Он беспомощно развел руками. Она весело улыбнулась:
– К чему такой скорбный вид? Ты мне тоже нравишься, Альва, и ты мне тоже интересен. Мне даже нравится разговаривать с тобой, что еще лучше. Садись, расслабься, сейчас принесу выпить. Тебе, Альва, надо выпить.
Она принесла ему стакан матового стекла. Позвякивание льдинок нарушило наступившую тишину.
– Ты такой славный ребенок, Доминик, – сказал он.
– Конечно. Я такая.
Она уселась на краешек стола, опершись ладонями сзади, прогнулась на выпрямленных руках, медленно покачивая ногами.
– Знаешь, Альва, было бы просто ужасно, если бы у меня была работа, которой бы мне действительно хотелось.
– Какие глупости! Какие невероятные глупости! Что ты этим хочешь сказать?
– То, что сказала. Было бы ужасно иметь работу, которая нравится и которую боишься потерять.
– Почему?
– Потому что тогда пришлось бы зависеть от тебя. Ты замечательный человек, Альва, но в качестве источника вдохновения – не очень. Было бы, наверное, не очень красиво, если бы я стала раболепствовать и съеживаться при виде кнута в твоих ручках… Нет, нет, не возражай.
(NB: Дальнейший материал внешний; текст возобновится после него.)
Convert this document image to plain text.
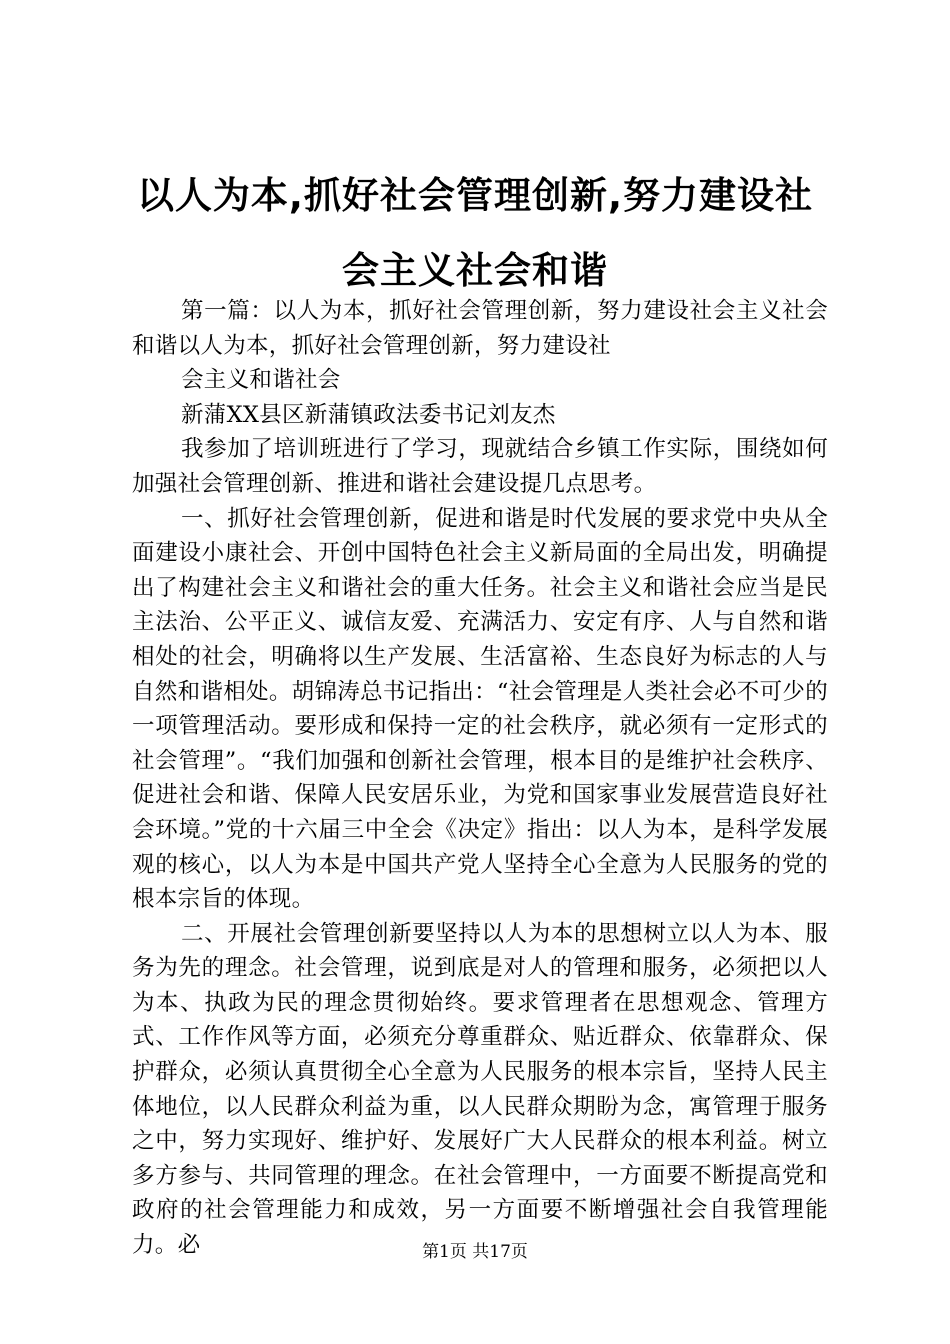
以人为本,抓好社会管理创新,努力建设社会主义社会和谐

第一篇：以人为本，抓好社会管理创新，努力建设社会主义社会和谐以人为本，抓好社会管理创新，努力建设社

会主义和谐社会

新蒲XX县区新蒲镇政法委书记刘友杰

我参加了培训班进行了学习，现就结合乡镇工作实际，围绕如何加强社会管理创新、推进和谐社会建设提几点思考。

一、抓好社会管理创新，促进和谐是时代发展的要求党中央从全面建设小康社会、开创中国特色社会主义新局面的全局出发，明确提出了构建社会主义和谐社会的重大任务。社会主义和谐社会应当是民主法治、公平正义、诚信友爱、充满活力、安定有序、人与自然和谐相处的社会，明确将以生产发展、生活富裕、生态良好为标志的人与自然和谐相处。胡锦涛总书记指出：“社会管理是人类社会必不可少的一项管理活动。要形成和保持一定的社会秩序，就必须有一定形式的社会管理”。“我们加强和创新社会管理，根本目的是维护社会秩序、促进社会和谐、保障人民安居乐业，为党和国家事业发展营造良好社会环境。”党的十六届三中全会《决定》指出：以人为本，是科学发展观的核心，以人为本是中国共产党人坚持全心全意为人民服务的党的根本宗旨的体现。

二、开展社会管理创新要坚持以人为本的思想树立以人为本、服务为先的理念。社会管理，说到底是对人的管理和服务，必须把以人为本、执政为民的理念贯彻始终。要求管理者在思想观念、管理方式、工作作风等方面，必须充分尊重群众、贴近群众、依靠群众、保护群众，必须认真贯彻全心全意为人民服务的根本宗旨，坚持人民主体地位，以人民群众利益为重，以人民群众期盼为念，寓管理于服务之中，努力实现好、维护好、发展好广大人民群众的根本利益。树立多方参与、共同管理的理念。在社会管理中，一方面要不断提高党和政府的社会管理能力和成效，另一方面要不断增强社会自我管理能力。必	第1页 共17页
Конечно, это был бы такой маленький, интеллигентный кнутик, но от этого все было бы еще гнуснее. Мне пришлось бы зависеть от нашего босса Гейла. О, я не сомневаюсь, что он великий человек, но только глаза бы мои его не видели.
– Откуда у тебя такая нелепая позиция? Ты же знаешь, что и Гейл, и я – мы для тебя на все готовы, и лично я…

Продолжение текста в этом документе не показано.